I am trying to setup Samba fileshares on an Ubuntu 19.04 system using an existing LDAP-Server as authentication backend.

What I have: A fully operational OpenLDAP server containing all user and group information

What I want: A Samba fileshare using this data to authenticate users and give group-specific permissions for (common) fileshares.

If I understood this correctly (e.g. based on this answer), there is no way that Samba can perform a bind authentication, like most applications offer as an option. Therefore, I would need PAM to use my LDAP server as a backend, and then use PAM for Samba auth.

I tried to follow the Ubuntu Tutorial, but couldn't configure the LDAP profile for NSS because the auth-client-config command could not be found; even though I installed the ldap-auth-config package.

Why is there no way to get Samba perform a bind authentication by just trying to login like any other service? Am I even remotely on the right path? And if Samba utilizes a NTLM-Hash stored in the sambaNTPassword-Attribute, wouldn't that drastically lower my security in comparison to the salted SHA2-Hash I use in the userPassword attribute?

Edit: I only need Samba to act as a fileshare server, not as an active directory.
My users should only be able to log on to a fileshare/network drive with the credentials currently stored in the LDAP directory (uid and userPassword), if possible.

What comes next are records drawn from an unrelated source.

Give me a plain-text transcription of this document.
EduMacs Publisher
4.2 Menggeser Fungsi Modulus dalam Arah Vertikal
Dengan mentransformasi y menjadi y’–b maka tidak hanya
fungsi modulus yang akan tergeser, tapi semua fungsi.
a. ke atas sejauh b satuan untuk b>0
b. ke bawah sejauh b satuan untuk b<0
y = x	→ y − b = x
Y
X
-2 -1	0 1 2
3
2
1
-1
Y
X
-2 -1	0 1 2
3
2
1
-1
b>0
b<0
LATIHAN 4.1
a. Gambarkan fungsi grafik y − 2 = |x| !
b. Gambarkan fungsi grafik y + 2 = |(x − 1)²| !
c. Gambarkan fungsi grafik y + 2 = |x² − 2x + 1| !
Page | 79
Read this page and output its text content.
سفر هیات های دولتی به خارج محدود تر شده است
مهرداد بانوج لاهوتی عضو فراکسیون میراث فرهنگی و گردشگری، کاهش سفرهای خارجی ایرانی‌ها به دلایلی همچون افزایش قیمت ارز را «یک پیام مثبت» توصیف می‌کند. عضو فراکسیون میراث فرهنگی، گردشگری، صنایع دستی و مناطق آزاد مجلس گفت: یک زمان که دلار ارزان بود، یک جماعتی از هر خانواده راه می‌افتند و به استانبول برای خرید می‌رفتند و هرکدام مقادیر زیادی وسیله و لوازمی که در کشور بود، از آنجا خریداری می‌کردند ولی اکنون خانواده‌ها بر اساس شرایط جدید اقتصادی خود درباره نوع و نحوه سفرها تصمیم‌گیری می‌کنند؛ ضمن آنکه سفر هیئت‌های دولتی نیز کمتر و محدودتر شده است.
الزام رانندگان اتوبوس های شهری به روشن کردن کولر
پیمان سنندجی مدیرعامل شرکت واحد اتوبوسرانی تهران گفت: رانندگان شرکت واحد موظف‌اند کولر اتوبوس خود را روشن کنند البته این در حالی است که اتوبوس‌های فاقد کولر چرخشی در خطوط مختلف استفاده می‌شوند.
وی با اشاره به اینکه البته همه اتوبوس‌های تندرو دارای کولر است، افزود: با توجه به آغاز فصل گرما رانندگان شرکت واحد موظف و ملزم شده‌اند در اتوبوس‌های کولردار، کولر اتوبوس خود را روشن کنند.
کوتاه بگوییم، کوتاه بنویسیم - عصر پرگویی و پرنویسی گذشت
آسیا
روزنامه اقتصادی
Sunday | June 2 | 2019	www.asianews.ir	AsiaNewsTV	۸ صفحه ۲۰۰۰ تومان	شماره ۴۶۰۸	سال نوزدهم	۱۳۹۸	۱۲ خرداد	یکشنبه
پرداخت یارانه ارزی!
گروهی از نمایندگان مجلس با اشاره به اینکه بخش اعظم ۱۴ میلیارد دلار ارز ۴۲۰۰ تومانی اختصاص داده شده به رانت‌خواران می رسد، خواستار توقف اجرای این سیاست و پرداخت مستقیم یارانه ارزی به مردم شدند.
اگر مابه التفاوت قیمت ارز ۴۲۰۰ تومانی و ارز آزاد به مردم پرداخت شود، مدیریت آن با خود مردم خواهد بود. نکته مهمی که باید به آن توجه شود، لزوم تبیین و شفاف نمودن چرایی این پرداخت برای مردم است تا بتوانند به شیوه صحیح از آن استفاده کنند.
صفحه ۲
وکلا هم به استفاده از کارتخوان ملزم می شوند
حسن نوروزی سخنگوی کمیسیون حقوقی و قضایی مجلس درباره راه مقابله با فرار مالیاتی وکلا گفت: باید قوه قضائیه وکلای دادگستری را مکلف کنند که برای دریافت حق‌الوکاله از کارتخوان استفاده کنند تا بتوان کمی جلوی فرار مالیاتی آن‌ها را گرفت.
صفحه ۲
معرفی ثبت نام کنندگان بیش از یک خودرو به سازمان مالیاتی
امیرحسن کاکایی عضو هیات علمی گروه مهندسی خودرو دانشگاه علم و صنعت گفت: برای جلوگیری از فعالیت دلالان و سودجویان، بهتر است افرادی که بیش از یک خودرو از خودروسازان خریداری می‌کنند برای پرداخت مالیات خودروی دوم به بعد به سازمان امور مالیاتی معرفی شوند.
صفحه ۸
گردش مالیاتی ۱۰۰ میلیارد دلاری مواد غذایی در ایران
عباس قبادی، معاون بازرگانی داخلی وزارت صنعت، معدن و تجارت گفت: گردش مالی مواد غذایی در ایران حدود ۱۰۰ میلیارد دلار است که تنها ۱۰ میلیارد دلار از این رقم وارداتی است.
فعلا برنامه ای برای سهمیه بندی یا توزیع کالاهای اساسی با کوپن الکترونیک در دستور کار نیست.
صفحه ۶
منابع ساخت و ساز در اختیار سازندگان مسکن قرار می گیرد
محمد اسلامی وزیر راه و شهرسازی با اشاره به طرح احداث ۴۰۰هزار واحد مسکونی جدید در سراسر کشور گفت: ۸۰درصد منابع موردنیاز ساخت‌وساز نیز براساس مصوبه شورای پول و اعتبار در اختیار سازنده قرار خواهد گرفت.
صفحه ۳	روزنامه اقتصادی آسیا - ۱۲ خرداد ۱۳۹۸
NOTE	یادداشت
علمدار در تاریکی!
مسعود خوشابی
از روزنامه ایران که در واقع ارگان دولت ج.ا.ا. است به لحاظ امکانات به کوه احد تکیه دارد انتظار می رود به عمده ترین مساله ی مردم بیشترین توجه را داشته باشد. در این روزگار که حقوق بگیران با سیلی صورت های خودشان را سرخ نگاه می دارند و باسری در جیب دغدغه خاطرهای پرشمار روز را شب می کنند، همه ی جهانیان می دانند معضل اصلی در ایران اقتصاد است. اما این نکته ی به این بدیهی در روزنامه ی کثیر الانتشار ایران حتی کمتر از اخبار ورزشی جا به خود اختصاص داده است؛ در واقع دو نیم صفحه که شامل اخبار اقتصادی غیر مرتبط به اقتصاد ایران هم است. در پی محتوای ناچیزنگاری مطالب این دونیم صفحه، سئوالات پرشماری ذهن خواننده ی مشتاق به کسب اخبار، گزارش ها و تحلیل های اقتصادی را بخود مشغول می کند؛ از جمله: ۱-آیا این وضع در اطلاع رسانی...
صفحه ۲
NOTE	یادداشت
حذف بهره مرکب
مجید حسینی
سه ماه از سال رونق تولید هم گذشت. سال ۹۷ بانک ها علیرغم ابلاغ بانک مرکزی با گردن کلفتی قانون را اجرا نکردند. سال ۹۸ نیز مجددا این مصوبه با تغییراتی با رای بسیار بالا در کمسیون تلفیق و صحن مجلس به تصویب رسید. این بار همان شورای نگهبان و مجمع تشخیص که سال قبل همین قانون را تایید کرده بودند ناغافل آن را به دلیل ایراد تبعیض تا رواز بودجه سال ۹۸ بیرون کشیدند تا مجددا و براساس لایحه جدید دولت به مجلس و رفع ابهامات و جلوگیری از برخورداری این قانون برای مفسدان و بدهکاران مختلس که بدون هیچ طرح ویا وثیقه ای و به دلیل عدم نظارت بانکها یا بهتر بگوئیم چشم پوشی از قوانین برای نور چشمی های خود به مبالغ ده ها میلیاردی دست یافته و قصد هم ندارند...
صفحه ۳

  • No, samba can successfully use LDAP without any unneeded PAM modules. You do not understand correctly.
    – drookie
    Oct 25, 2019 at 16:02
  • That is entirely possible, as I have little experience with Samba. Could you elaborate a little further on how I could perform this?
    – NilsH
    Oct 25, 2019 at 16:08
  • Mate, there’s really a handful of examples and how-tos concerning this matter on samba.org, did you check them out ? If you have troubles with them I can really give you a working config, but samba.org examples are more complete and comprehensive.
    – drookie
    Oct 27, 2019 at 5:54
  • Yes, I have searched the web quite a lot, this is why I ultimately asked here. Almost any guide or other document assumes that I want to install an AD or other Domain Controller, which is not what I need. Maybe I am searching for the wrong terms, or try to do something very exotic here, but I just want users (not in any Domain) to be able to log on to a fileshare using their existing OpenLDAP passwords.
    – NilsH
    Oct 27, 2019 at 10:16
  • @drookie if you could provide a working config or some help on whether or not my assumptions are correct, that would be very helpful for me. Thanks in advance :)
    – NilsH
    Oct 27, 2019 at 18:47

2 Answers 2


In case other people find these answers on Google. There is an important caveat. You cannot setup a Samba share and have it use your existing OpenLDAP. It is absolutely impossible to do this and anyone who tells you otherwise is misinforming you. You must either use Samba's independent LDAP which means you now have to maintain two completely different user databases. Or you must use Samba in a deprecated format and still have to add Samba passwords and IDs to all of your OpenLDAP users. Or, you must authenticate it against a Windows AD environment. All of which are extremely unhelpful and are artificially placed requirements by the Samba programmers. Proof in the pudding is that Netapp appliances have windows shares that can fully authenticate against your normal UID, UIDNumber and LDAP password. No Samba setup required at all. But the Samba folks did what they did and now people have to live with it.

  • What if some script synchronizes between the samba and the central ldap?
    – peterh
    Nov 24, 2020 at 21:03
  • Can you add some references for these claims? How do we know that what you're saying is true? Nov 26, 2020 at 15:41
  • I would also like to see some kind of reference, since there have been opposing claims by different users. As far as I understand @chapter-hawk is correct, but I want to be sure before I mark it as correct answer. But for now, we went the way suggested by the top commenter in this thread and use a script to synchronise periodically.
    – NilsH
    Jan 14, 2021 at 16:45

this has been answered several times. Samba 4 in AD mode can't use LDAP as backend:


there's some parts of the windows service that can't be emulated with a standard LDAP so samba devs implemented their own LDAP solution.

you can however configure it as PDC, but this is legacy and is hard to mantain and administer with current windows clients:


there is also other projects like UCS that try to sync both LDAP:


but they require to use the whole solution, I wish they do a connector that could be configured with any backend.

so you have to decide what solution suits your environment best.

  • Thanks for your answer! This was probably not clear from my question, but I don't even need Samba running in AD mode. In fact, I would be very happy if all user data would stay in my OpenLDAP directory, and have Samba only serve as a fileshare server. Do you know where I can get any information on this specific use case?
    – NilsH
    Oct 30, 2019 at 15:25
  • well, you can take a look at this guide: wiki.samba.org/index.php/Ldapsam_Editposix is talks about PDC but you can just ignore that part and disable domain logons.